My Lords, my noble friend Lord Norton of Louth is absolutely right to raise this issue in this context because the change to individual electoral registration provides a precise opportunity to think
about this matter again. As he properly said, it already improves the situation and it is the right moment to be looking at this issue.
However, I confess that I am somewhat bemused. The most persuasive case for retaining the edited register has come from charities and credit agencies, both of which have a proper and natural interest that we should recognise. Theirs is a proper use of this data. It is rather unusual to hear a Conservative, of all people, apparently decrying that very proper interest of such organisations in accurate data of this sort.
It may be that the noble Lord, Lord Norton, is introducing a new idea, as he has done just now, by suggesting that some organisations of that sort should have access to the full register. That brings us to a very difficult problem of definition because under Amendment 56, he is apparently defining what a commercial purpose is. A credit agency would certainly be a commercial purpose. Is seeking to raise money for a charity not also a commercial purpose? I find it slightly bewitching at this time of night that a dedicated Conservative Peer appears to denigrate the idea of having a commercial purpose at all, as if it is somehow a disreputable activity. I therefore have a problem of definition under Amendment 56.
However, I return to my original point.
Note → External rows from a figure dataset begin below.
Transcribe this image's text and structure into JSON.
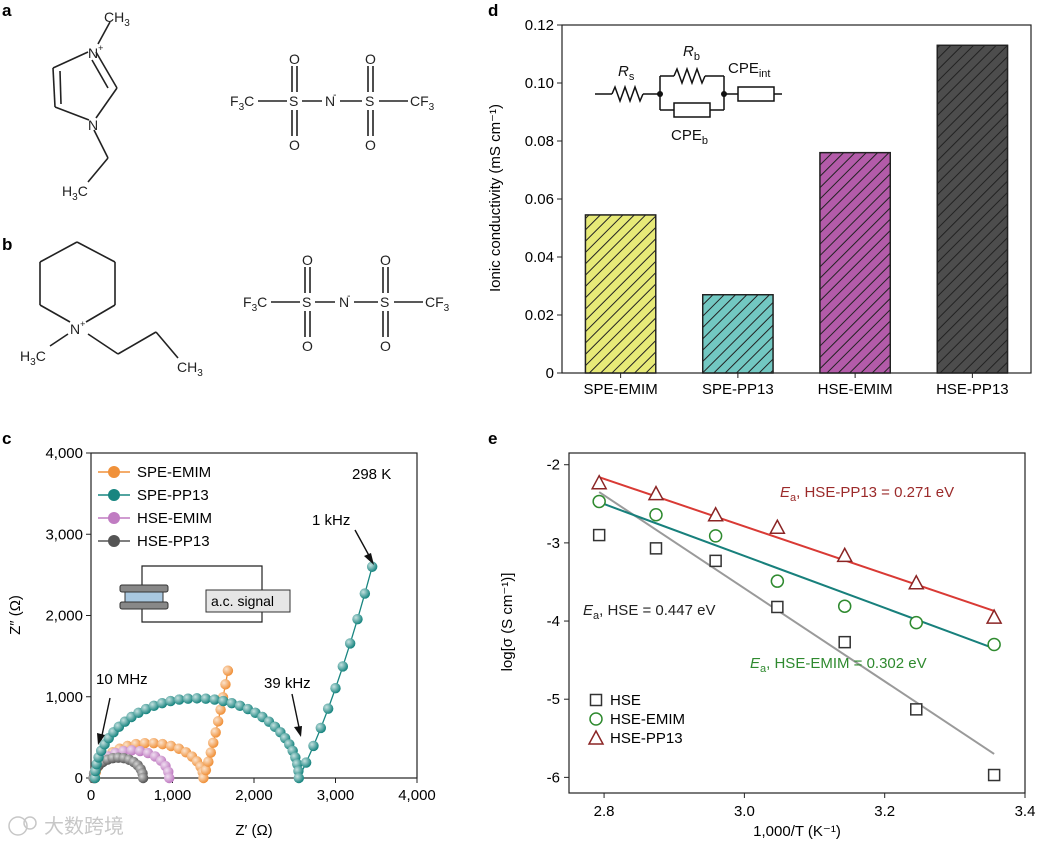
{
  "panel_labels": {
    "a": "a",
    "b": "b",
    "c": "c",
    "d": "d",
    "e": "e"
  },
  "structure_a": {
    "cation": {
      "methyl": "CH",
      "methyl_sub": "3",
      "n_plus": "N",
      "plus": "+",
      "n": "N",
      "ethyl": "H",
      "ethyl_sub": "3",
      "ethyl_c": "C"
    },
    "anion": {
      "f3c": "F",
      "f3c_sub": "3",
      "c": "C",
      "s": "S",
      "o": "O",
      "n": "N",
      "minus": "-",
      "cf3": "CF",
      "cf3_sub": "3"
    }
  },
  "structure_b": {
    "cation": {
      "n_plus": "N",
      "plus": "+",
      "h3c": "H",
      "h3c_sub": "3",
      "c": "C",
      "ch3": "CH",
      "ch3_sub": "3"
    },
    "anion": {
      "f3c": "F",
      "f3c_sub": "3",
      "c": "C",
      "s": "S",
      "o": "O",
      "n": "N",
      "minus": "-",
      "cf3": "CF",
      "cf3_sub": "3"
    }
  },
  "watermark": "大数跨境",
  "chart_data": [
    {
      "panel": "c",
      "type": "scatter",
      "xlabel": "Z′ (Ω)",
      "ylabel": "Z″ (Ω)",
      "xlim": [
        0,
        4000
      ],
      "ylim": [
        0,
        4000
      ],
      "xticks": [
        "0",
        "1,000",
        "2,000",
        "3,000",
        "4,000"
      ],
      "yticks": [
        "0",
        "1,000",
        "2,000",
        "3,000",
        "4,000"
      ],
      "temperature": "298 K",
      "inset_label": "a.c. signal",
      "annotations": {
        "f1": "10 MHz",
        "f2": "39 kHz",
        "f3": "1 kHz"
      },
      "series": [
        {
          "name": "SPE-EMIM",
          "color": "#f0913a",
          "arc": {
            "x0": 50,
            "x1": 1380,
            "h": 430
          },
          "tail": {
            "from": [
              1380,
              0
            ],
            "to": [
              1680,
              1320
            ]
          }
        },
        {
          "name": "SPE-PP13",
          "color": "#188580",
          "arc": {
            "x0": 50,
            "x1": 2550,
            "h": 980
          },
          "tail": {
            "from": [
              2550,
              0
            ],
            "to": [
              3450,
              2600
            ]
          }
        },
        {
          "name": "HSE-EMIM",
          "color": "#c07cc2",
          "arc": {
            "x0": 40,
            "x1": 960,
            "h": 340
          }
        },
        {
          "name": "HSE-PP13",
          "color": "#555555",
          "arc": {
            "x0": 30,
            "x1": 640,
            "h": 250
          }
        }
      ]
    },
    {
      "panel": "d",
      "type": "bar",
      "categories": [
        "SPE-EMIM",
        "SPE-PP13",
        "HSE-EMIM",
        "HSE-PP13"
      ],
      "values": [
        0.0545,
        0.027,
        0.076,
        0.113
      ],
      "colors": [
        "#e7ea78",
        "#72c8c2",
        "#b35ba9",
        "#4d4d4d"
      ],
      "ylabel": "Ionic conductivity (mS cm⁻¹)",
      "ylim": [
        0,
        0.12
      ],
      "yticks": [
        "0",
        "0.02",
        "0.04",
        "0.06",
        "0.08",
        "0.10",
        "0.12"
      ],
      "circuit": {
        "rs": "R",
        "rs_sub": "s",
        "rb": "R",
        "rb_sub": "b",
        "cpe_int": "CPE",
        "cpe_int_sub": "int",
        "cpe_b": "CPE",
        "cpe_b_sub": "b"
      }
    },
    {
      "panel": "e",
      "type": "scatter",
      "xlabel": "1,000/T (K⁻¹)",
      "ylabel": "log[σ (S cm⁻¹)]",
      "xlim": [
        2.75,
        3.4
      ],
      "ylim": [
        -6.2,
        -1.85
      ],
      "xticks": [
        "2.8",
        "3.0",
        "3.2",
        "3.4"
      ],
      "yticks": [
        "-2",
        "-3",
        "-4",
        "-5",
        "-6"
      ],
      "x": [
        2.793,
        2.874,
        2.959,
        3.047,
        3.143,
        3.245,
        3.356
      ],
      "series": [
        {
          "name": "HSE",
          "marker": "square",
          "color": "#333333",
          "line_color": "#9a9a9a",
          "y": [
            -2.9,
            -3.07,
            -3.23,
            -3.82,
            -4.27,
            -5.13,
            -5.97
          ],
          "fit": [
            [
              2.793,
              -2.35
            ],
            [
              3.356,
              -5.7
            ]
          ],
          "ea_prefix": "E",
          "ea_sub": "a",
          "ea_text": ", HSE = 0.447 eV"
        },
        {
          "name": "HSE-EMIM",
          "marker": "circle",
          "color": "#2f8a2f",
          "line_color": "#18807c",
          "y": [
            -2.47,
            -2.64,
            -2.91,
            -3.49,
            -3.81,
            -4.02,
            -4.3
          ],
          "fit": [
            [
              2.793,
              -2.48
            ],
            [
              3.356,
              -4.35
            ]
          ],
          "ea_prefix": "E",
          "ea_sub": "a",
          "ea_text": ", HSE-EMIM = 0.302 eV"
        },
        {
          "name": "HSE-PP13",
          "marker": "triangle",
          "color": "#8b2525",
          "line_color": "#d93a35",
          "y": [
            -2.23,
            -2.37,
            -2.64,
            -2.8,
            -3.16,
            -3.51,
            -3.95
          ],
          "fit": [
            [
              2.793,
              -2.16
            ],
            [
              3.356,
              -3.87
            ]
          ],
          "ea_prefix": "E",
          "ea_sub": "a",
          "ea_text": ", HSE-PP13 = 0.271 eV"
        }
      ]
    }
  ]
}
It is perfectly right, proper and appropriate that we should ask the Government at this stage to be thinking about this matter. Amendment 57 is clearly the least objectionable option that the noble Lord has put forward, but I wonder whether, if electors had to opt into an edited register, many would do so and whether the whole exercise would become a wasteful bureaucratic nightmare. The opt-in option would, in that sense, be a red herring.
However, this is obviously the right moment to be asking Ministers to think again, and I hope that my noble friend on the Front Bench will do just that. If he is unable to make progress in persuading the Committee in one direction or another, perhaps this is a matter that we will have to return to on Report.